Wie in vielen anderen Kommunen zeichnet sich in Weiterstadt ein Mangel ab, der nicht über den Markt geregelt werden kann. In Gräfenhausen ist die Lage besonders angespannt. Nur noch zwei Hausärzte gibt es für die rund 6000 Einwohner im zweitgrößten Stadtteil. „Die entstandene Lücke kann nicht vollständig geschlossen werden", räumt Möller ein. „Hinzu kommt, dass der Versorgungsbedarf wegen des demographischen Wandels steigen wird." Deshalb trieben Verwaltung und Politik die Einrichtung eines MVZ voran und stießen beim Landkreis Darmstadt-Dieburg auf Zustimmung. Ein Beschluss des Kreistags liegt vor, derzeit werden mögliche Standorte in Weiterstadt geprüft – in zentraler Lage. Das ist für ein MVZ genauso verpflichtend wie die durchgehende Präsenz von mindestens einem Haus- und einem Facharzt. „Deshalb kommt Gräfenhausen als Standort nicht in Frage", erläutert der Rathaus-Chef, sagt aber auch: „Wir haben die kritische Hausärztelage im Blick und setzen uns dafür ein, dass sich in Gräfenhausen wieder ein dritter Arzt ansiedelt." Dass dies ein schwieriges Unterfangen werden könnte, ist sich der Bürgermeister bewusst. „Es ist schon länger schwierig, Ärzte nach Weiterstadt zu holen. Daher brauchen wir ein attraktives Arbeitsumfeld."

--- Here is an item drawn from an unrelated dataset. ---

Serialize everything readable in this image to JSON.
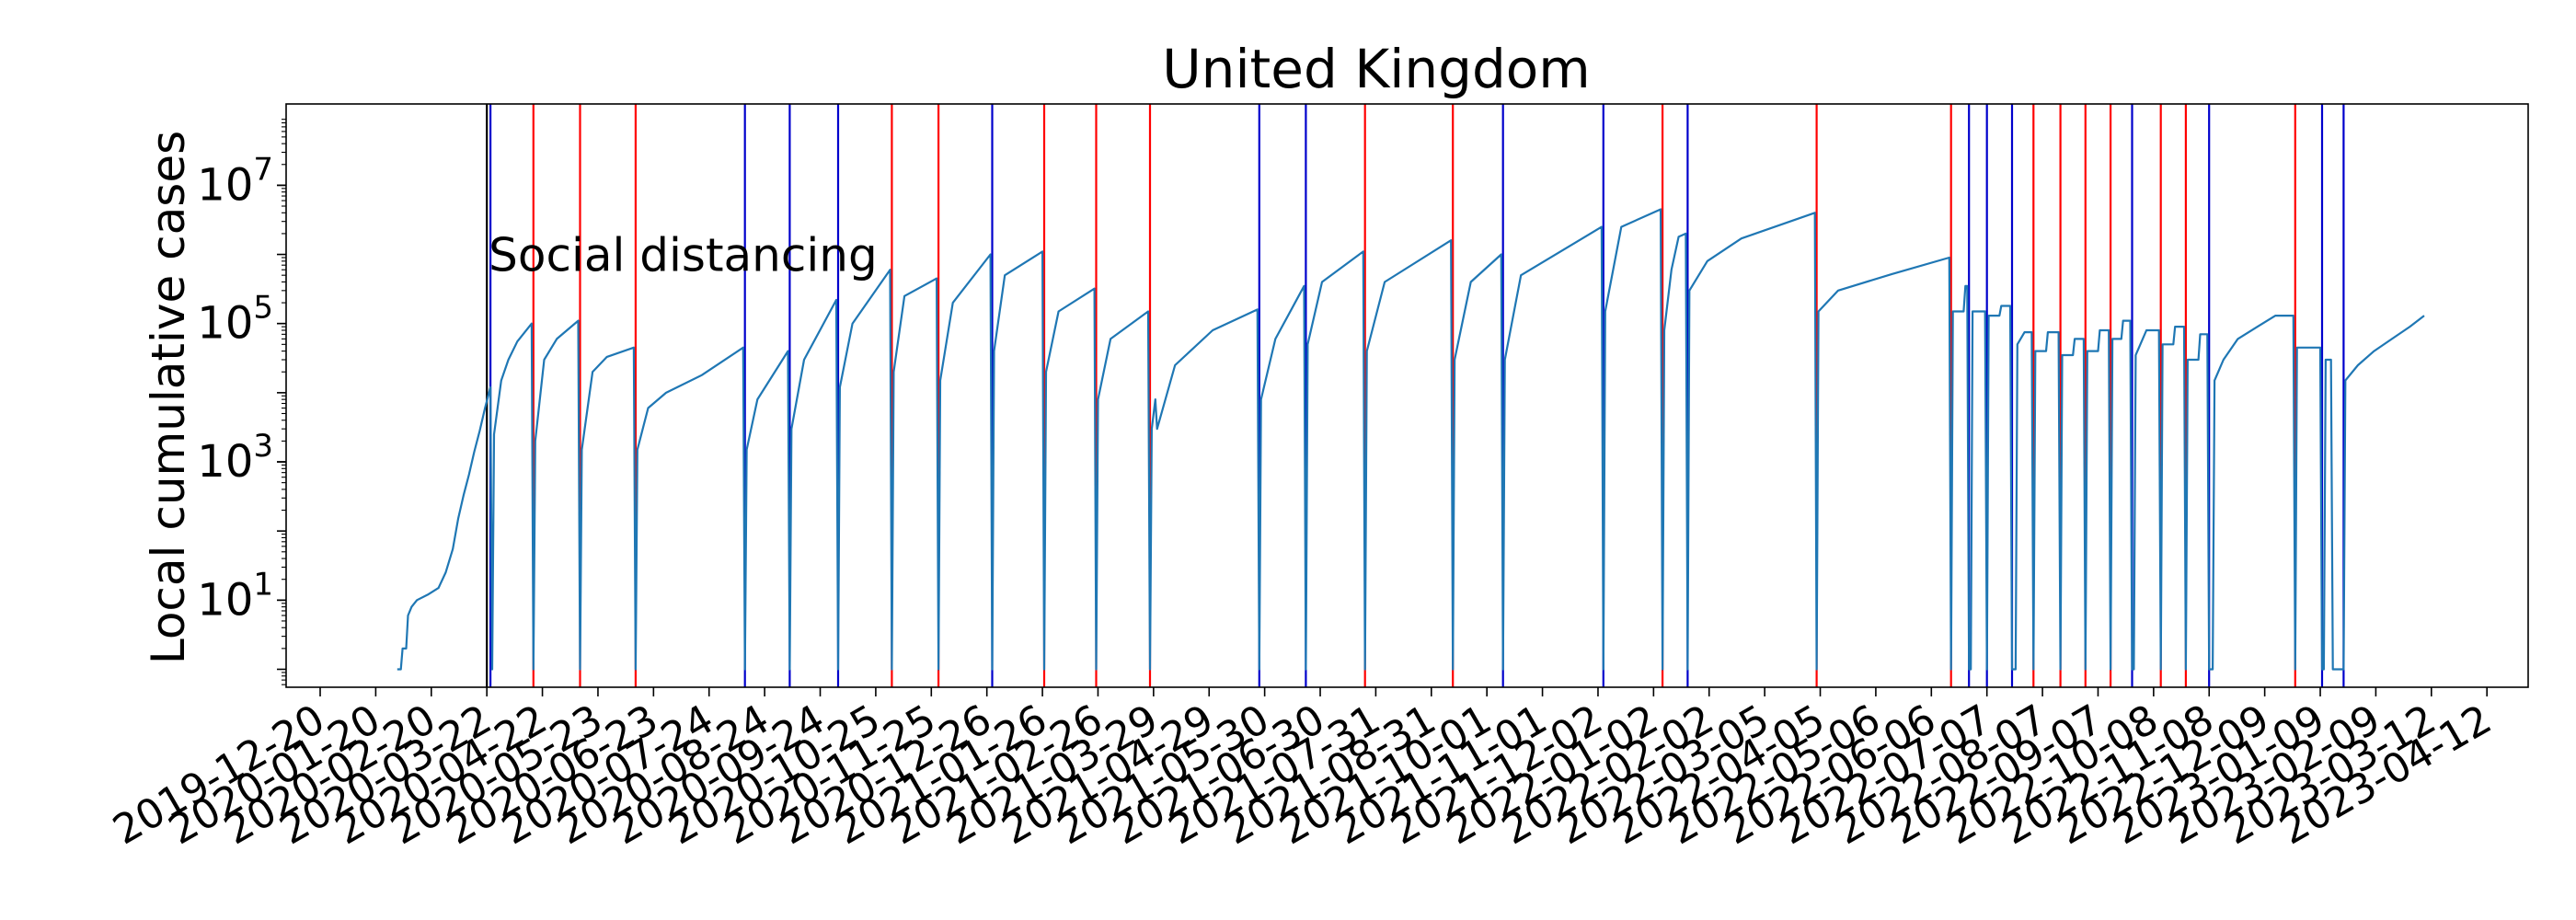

Ein MVZ könne dazu beitragen, aber nicht alle Probleme lösen, zu denen auch der immense bürokratische Aufwand für niedergelassene Ärzte zähle. „Es geht auch darum, den Job des Hausarztes aufzuwerten", appelliert Möller an die Kassenärztliche Vereinigung (KV), die mit den Krankenkassen verhandelt und somit Einfluss auf die Rahmenbedingungen nimmt. Anregungen können Kommunen geben, aber in der Regel nicht in den Markt eingreifen. Die KV entscheidet, wo Ärzte Praxen eröffnen dürfen. Die öffentliche Hand hat nur dann Mitspracherecht, wenn eine rechtliche Unterversorgung besteht, die sich aus der Auslastung der Praxen ableitet. „Diese Situation haben wir in Weiterstadt derzeit nicht", sagt Möller. Deshalb sei die Stadt in der Rolle des Vermittlers, nehme Sorgen aus der Bevölkerung sehr ernst, weise regelmäßig auf die Engpässe hin und setze sich intensiv für ein MVZ ein. „Wir sind der Überzeugung, dass ein solches Zentrum die Arbeit der Hausärzte erheblich erleichtern und langfristig eine medizinische Versorgung sichern würde, die man von einem Mittelzentrum Plus erwarten darf", meint der Bürgermeister.